Python-唯一词典列表

Question 1

Let’s say I got a list of dictionaries:

[
    {'id': 1, 'name': 'john', 'age': 34},
    {'id': 1, 'name': 'john', 'age': 34},
    {'id': 2, 'name': 'hanna', 'age': 30},
]

and I need to obtain a list of unique dictionaries (removing the duplicates):

[
    {'id': 1, 'name': 'john', 'age': 34},
    {'id': 2, 'name': 'hanna', 'age': 30},
]

Can anyone help me with the most efficient way to achieve this in Python?

Question 2

So make a temporary dict with the key being the id. This filters out the duplicates. The values() of the dict will be the list

In Python2.7

>>> L=[
... {'id':1,'name':'john', 'age':34},
... {'id':1,'name':'john', 'age':34},
... {'id':2,'name':'hanna', 'age':30},
... ]
>>> {v['id']:v for v in L}.values()
[{'age': 34, 'id': 1, 'name': 'john'}, {'age': 30, 'id': 2, 'name': 'hanna'}]

In Python3

>>> L=[
... {'id':1,'name':'john', 'age':34},
... {'id':1,'name':'john', 'age':34},
... {'id':2,'name':'hanna', 'age':30},
... ] 
>>> list({v['id']:v for v in L}.values())
[{'age': 34, 'id': 1, 'name': 'john'}, {'age': 30, 'id': 2, 'name': 'hanna'}]

In Python2.5/2.6

>>> L=[
... {'id':1,'name':'john', 'age':34},
... {'id':1,'name':'john', 'age':34},
... {'id':2,'name':'hanna', 'age':30},
... ] 
>>> dict((v['id'],v) for v in L).values()
[{'age': 34, 'id': 1, 'name': 'john'}, {'age': 30, 'id': 2, 'name': 'hanna'}]

Question 3

The usual way to find just the common elements in a set is to use Python’s set class.

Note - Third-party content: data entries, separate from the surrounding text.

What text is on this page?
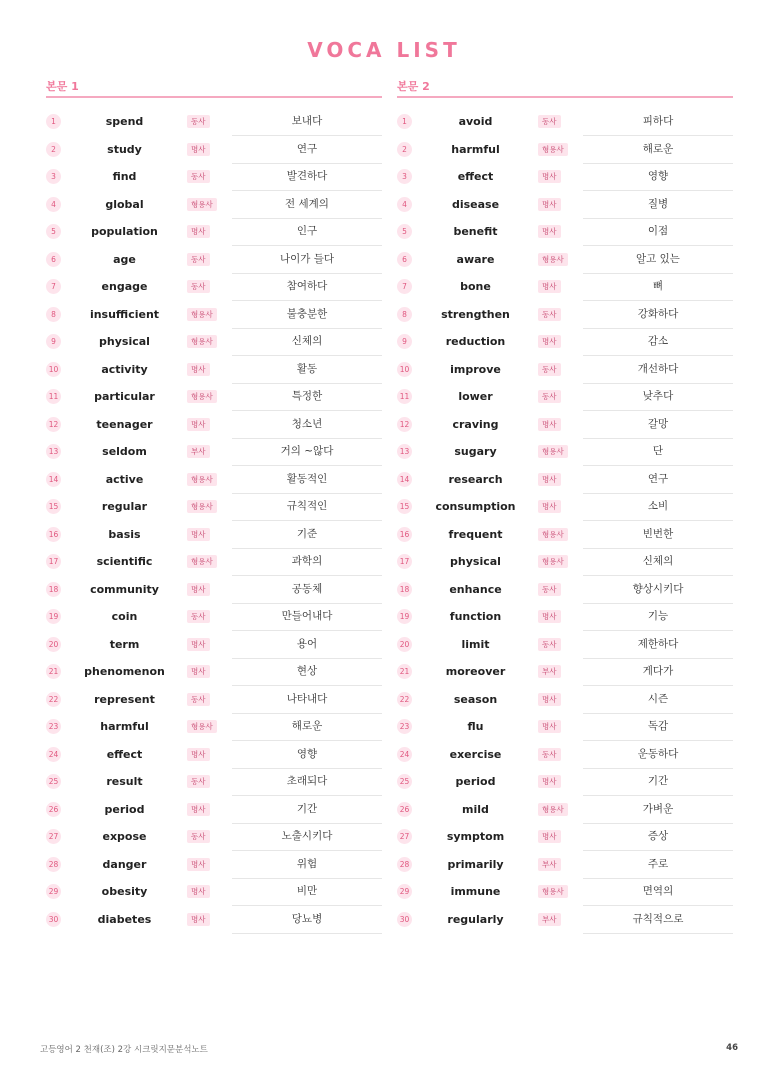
VOCA LIST
본문 1
1	spend	동사	보내다
2	study	명사	연구
3	find	동사	발견하다
4	global	형용사	전 세계의
5	population	명사	인구
6	age	동사	나이가 들다
7	engage	동사	참여하다
8	insufficient	형용사	불충분한
9	physical	형용사	신체의
10	activity	명사	활동
11	particular	형용사	특정한
12	teenager	명사	청소년
13	seldom	부사	거의 ~않다
14	active	형용사	활동적인
15	regular	형용사	규칙적인
16	basis	명사	기준
17	scientific	형용사	과학의
18	community	명사	공동체
19	coin	동사	만들어내다
20	term	명사	용어
21	phenomenon	명사	현상
22	represent	동사	나타내다
23	harmful	형용사	해로운
24	effect	명사	영향
25	result	동사	초래되다
26	period	명사	기간
27	expose	동사	노출시키다
28	danger	명사	위험
29	obesity	명사	비만
30	diabetes	명사	당뇨병
본문 2
1	avoid	동사	피하다
2	harmful	형용사	해로운
3	effect	명사	영향
4	disease	명사	질병
5	benefit	명사	이점
6	aware	형용사	알고 있는
7	bone	명사	뼈
8	strengthen	동사	강화하다
9	reduction	명사	감소
10	improve	동사	개선하다
11	lower	동사	낮추다
12	craving	명사	갈망
13	sugary	형용사	단
14	research	명사	연구
15	consumption	명사	소비
16	frequent	형용사	빈번한
17	physical	형용사	신체의
18	enhance	동사	향상시키다
19	function	명사	기능
20	limit	동사	제한하다
21	moreover	부사	게다가
22	season	명사	시즌
23	flu	명사	독감
24	exercise	동사	운동하다
25	period	명사	기간
26	mild	형용사	가벼운
27	symptom	명사	증상
28	primarily	부사	주로
29	immune	형용사	면역의
30	regularly	부사	규칙적으로
고등영어 2 천재(조) 2강 시크릿지문분석노트	46
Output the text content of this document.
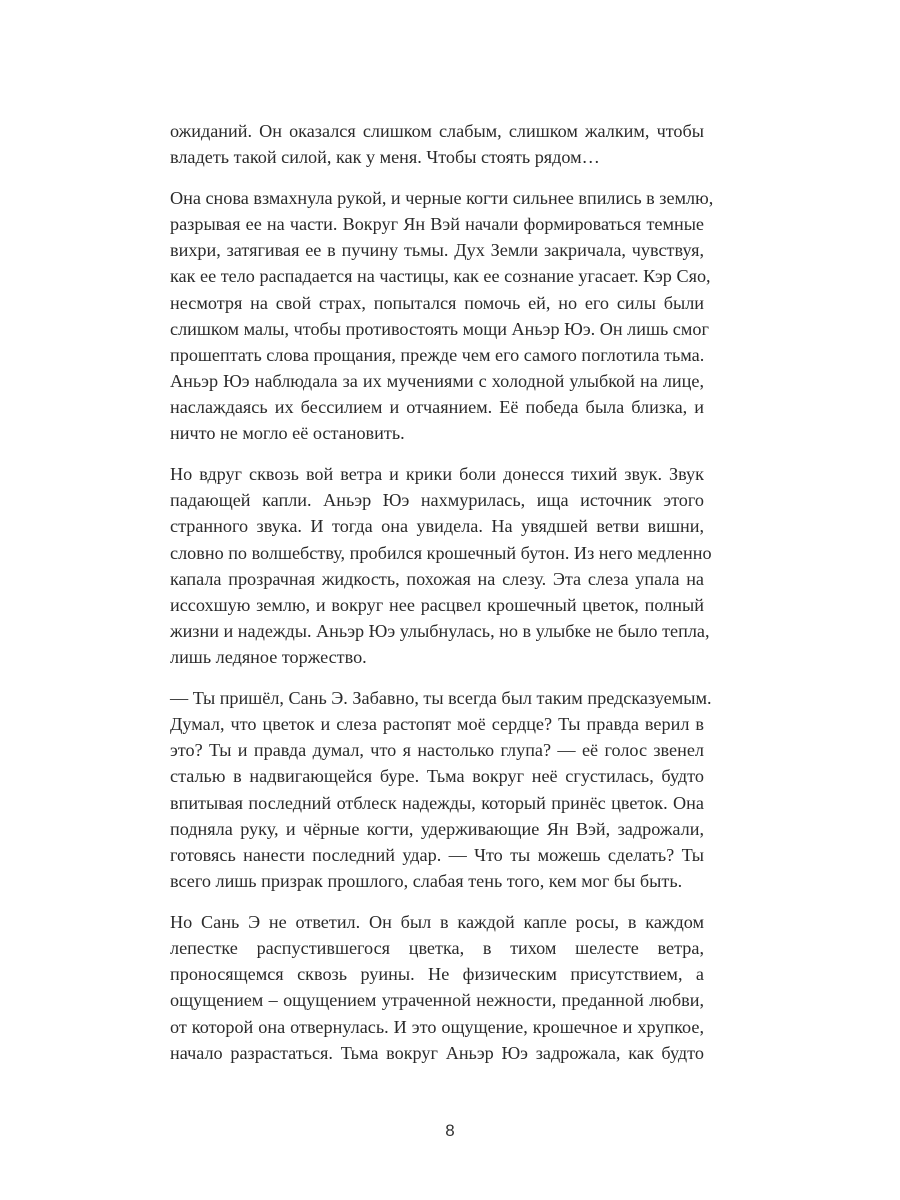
ожиданий. Он оказался слишком слабым, слишком жалким, чтобы
владеть такой силой, как у меня. Чтобы стоять рядом…
Она снова взмахнула рукой, и черные когти сильнее впились в землю,
разрывая ее на части. Вокруг Ян Вэй начали формироваться темные
вихри, затягивая ее в пучину тьмы. Дух Земли закричала, чувствуя,
как ее тело распадается на частицы, как ее сознание угасает. Кэр Сяо,
несмотря на свой страх, попытался помочь ей, но его силы были
слишком малы, чтобы противостоять мощи Аньэр Юэ. Он лишь смог
прошептать слова прощания, прежде чем его самого поглотила тьма.
Аньэр Юэ наблюдала за их мучениями с холодной улыбкой на лице,
наслаждаясь их бессилием и отчаянием. Её победа была близка, и
ничто не могло её остановить.
Но вдруг сквозь вой ветра и крики боли донесся тихий звук. Звук
падающей капли. Аньэр Юэ нахмурилась, ища источник этого
странного звука. И тогда она увидела. На увядшей ветви вишни,
словно по волшебству, пробился крошечный бутон. Из него медленно
капала прозрачная жидкость, похожая на слезу. Эта слеза упала на
иссохшую землю, и вокруг нее расцвел крошечный цветок, полный
жизни и надежды. Аньэр Юэ улыбнулась, но в улыбке не было тепла,
лишь ледяное торжество.
— Ты пришёл, Сань Э. Забавно, ты всегда был таким предсказуемым.
Думал, что цветок и слеза растопят моё сердце? Ты правда верил в
это? Ты и правда думал, что я настолько глупа? — её голос звенел
сталью в надвигающейся буре. Тьма вокруг неё сгустилась, будто
впитывая последний отблеск надежды, который принёс цветок. Она
подняла руку, и чёрные когти, удерживающие Ян Вэй, задрожали,
готовясь нанести последний удар. — Что ты можешь сделать? Ты
всего лишь призрак прошлого, слабая тень того, кем мог бы быть.
Но Сань Э не ответил. Он был в каждой капле росы, в каждом
лепестке распустившегося цветка, в тихом шелесте ветра,
проносящемся сквозь руины. Не физическим присутствием, а
ощущением – ощущением утраченной нежности, преданной любви,
от которой она отвернулась. И это ощущение, крошечное и хрупкое,
начало разрастаться. Тьма вокруг Аньэр Юэ задрожала, как будто
8
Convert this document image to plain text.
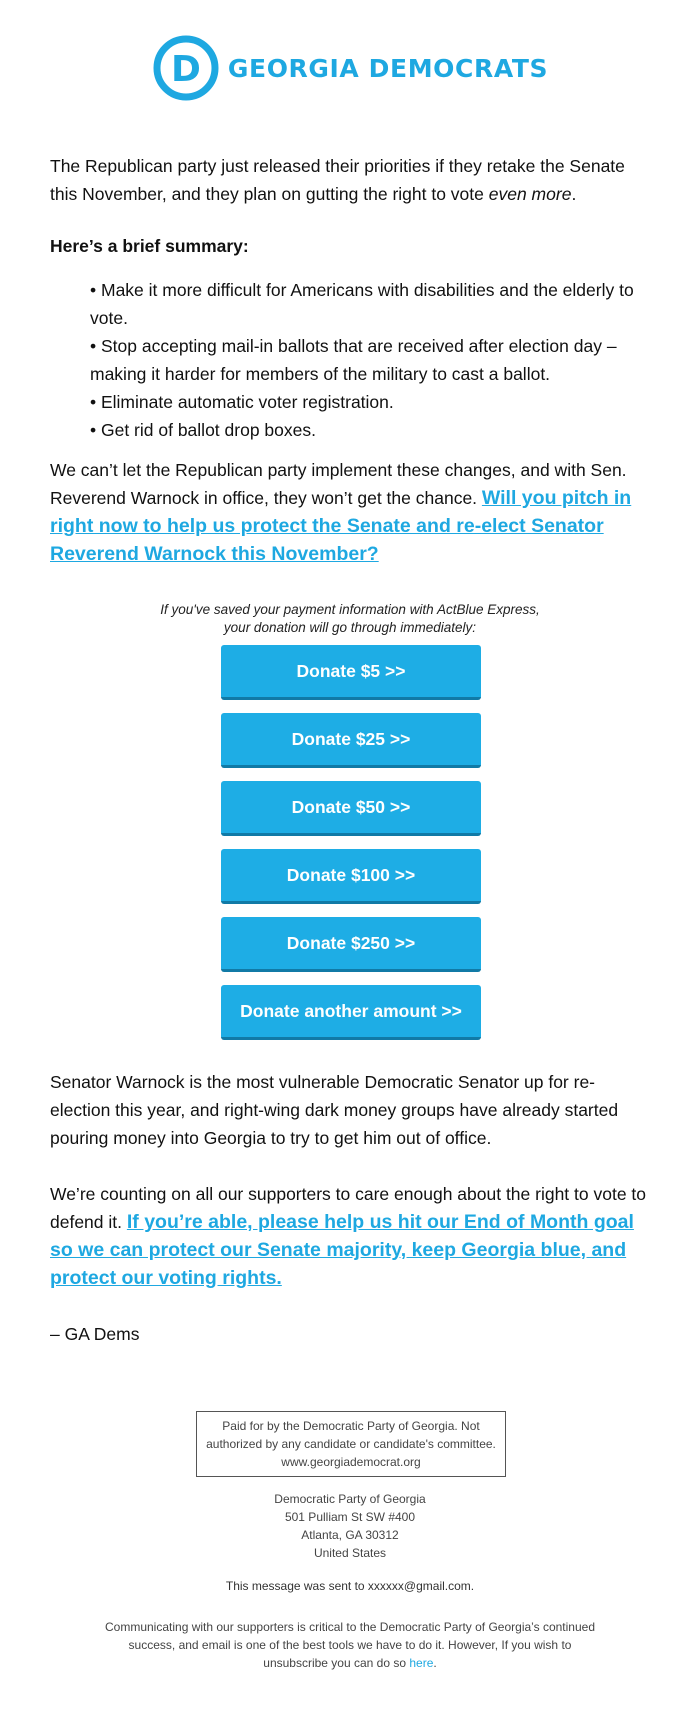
D GEORGIA DEMOCRATS

The Republican party just released their priorities if they retake the Senate this November, and they plan on gutting the right to vote even more.

Here’s a brief summary:

• Make it more difficult for Americans with disabilities and the elderly to vote.
• Stop accepting mail-in ballots that are received after election day – making it harder for members of the military to cast a ballot.
• Eliminate automatic voter registration.
• Get rid of ballot drop boxes.

We can’t let the Republican party implement these changes, and with Sen. Reverend Warnock in office, they won’t get the chance. Will you pitch in right now to help us protect the Senate and re-elect Senator Reverend Warnock this November?

If you've saved your payment information with ActBlue Express,
your donation will go through immediately:
Donate $5 >>
Donate $25 >>
Donate $50 >>
Donate $100 >>
Donate $250 >>
Donate another amount >>

Senator Warnock is the most vulnerable Democratic Senator up for re-election this year, and right-wing dark money groups have already started pouring money into Georgia to try to get him out of office.

We’re counting on all our supporters to care enough about the right to vote to defend it. If you’re able, please help us hit our End of Month goal so we can protect our Senate majority, keep Georgia blue, and protect our voting rights.

– GA Dems

Paid for by the Democratic Party of Georgia. Not authorized by any candidate or candidate's committee.
www.georgiademocrat.org
Democratic Party of Georgia
501 Pulliam St SW #400
Atlanta, GA 30312
United States
This message was sent to xxxxxx@gmail.com.
Communicating with our supporters is critical to the Democratic Party of Georgia’s continued success, and email is one of the best tools we have to do it. However, If you wish to unsubscribe you can do so here.
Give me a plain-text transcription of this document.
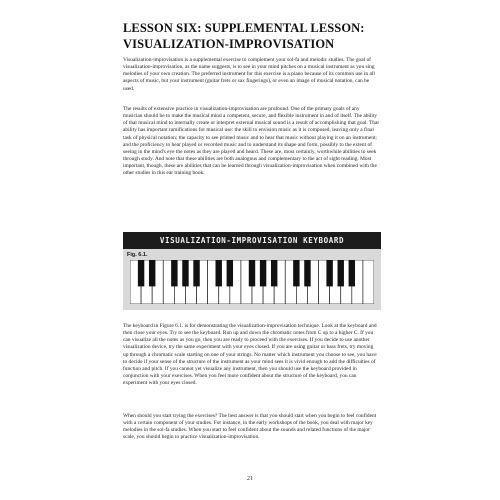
LESSON SIX: SUPPLEMENTAL LESSON:
VISUALIZATION-IMPROVISATION

Visualization-improvisation is a supplemental exercise to complement your sol-fa and melodic studies. The goal of visualization-improvisation, as the name suggests, is to see in your mind pitches on a musical instrument as you sing melodies of your own creation. The preferred instrument for this exercise is a piano because of its common use in all aspects of music, but your instrument (guitar frets or sax fingerings), or even an image of musical notation, can be used.

The results of extensive practice in visualization-improvisation are profound. One of the primary goals of any musician should be to make the musical mind a competent, secure, and flexible instrument in and of itself. The ability of that musical mind to internally create or interpret external musical sound is a result of accomplishing that goal. That ability has important ramifications for musical use: the skill to envision music as it is composed, leaving only a final task of physical notation; the capacity to see printed music and to hear that music without playing it on an instrument; and the proficiency to hear played or recorded music and to understand its shape and form, possibly to the extent of seeing in the mind's eye the notes as they are played and heard. These are, most certainly, worthwhile abilities to seek through study. And note that these abilities are both analogous and complementary to the act of sight reading. Most important, though, these are abilities that can be learned through visualization-improvisation when combined with the other studies in this ear training book.

VISUALIZATION-IMPROVISATION KEYBOARD
Fig. 6.1.

The keyboard in Figure 6.1. is for demonstrating the visualization-improvisation technique. Look at the keyboard and then close your eyes. Try to see the keyboard. Run up and down the chromatic notes from C up to a higher C. If you can visualize all the notes as you go, then you are ready to proceed with the exercises. If you decide to use another visualization device, try the same experiment with your eyes closed. If you are using guitar or bass frets, try moving up through a chromatic scale starting on one of your strings. No matter which instrument you choose to see, you have to decide if your sense of the structure of the instrument as your mind sees it is vivid enough to add the difficulties of function and pitch. If you cannot yet visualize any instrument, then you should use the keyboard provided in conjunction with your exercises. When you feel more confident about the structure of the keyboard, you can experiment with your eyes closed.

When should you start trying the exercises? The best answer is that you should start when you begin to feel confident with a certain component of your studies. For instance, in the early workshops of the book, you deal with major key melodies in the sol-fa studies. When you start to feel confident about the sounds and related functions of the major scale, you should begin to practice visualization-improvisation.

21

Just add all the elements to the set, then convert the set to a list, and bam the duplicates are gone.

The problem, of course, is that a set() can only contain hashable entries, and a dict is not hashable.

If I had this problem, my solution would be to convert each dict into a string that represents the dict, then add all the strings to a set() then read out the string values as a list() and convert back to dict.

A good representation of a dict in string form is JSON format. And Python has a built-in module for JSON (called json of course).

The remaining problem is that the elements in a dict are not ordered, and when Python converts the dict to a JSON string, you might get two JSON strings that represent equivalent dictionaries but are not identical strings. The easy solution is to pass the argument sort_keys=True when you call json.dumps().

EDIT: This solution was assuming that a given dict could have any part different. If we can assume that every dict with the same "id" value will match every other dict with the same "id" value, then this is overkill; @gnibbler’s solution would be faster and easier.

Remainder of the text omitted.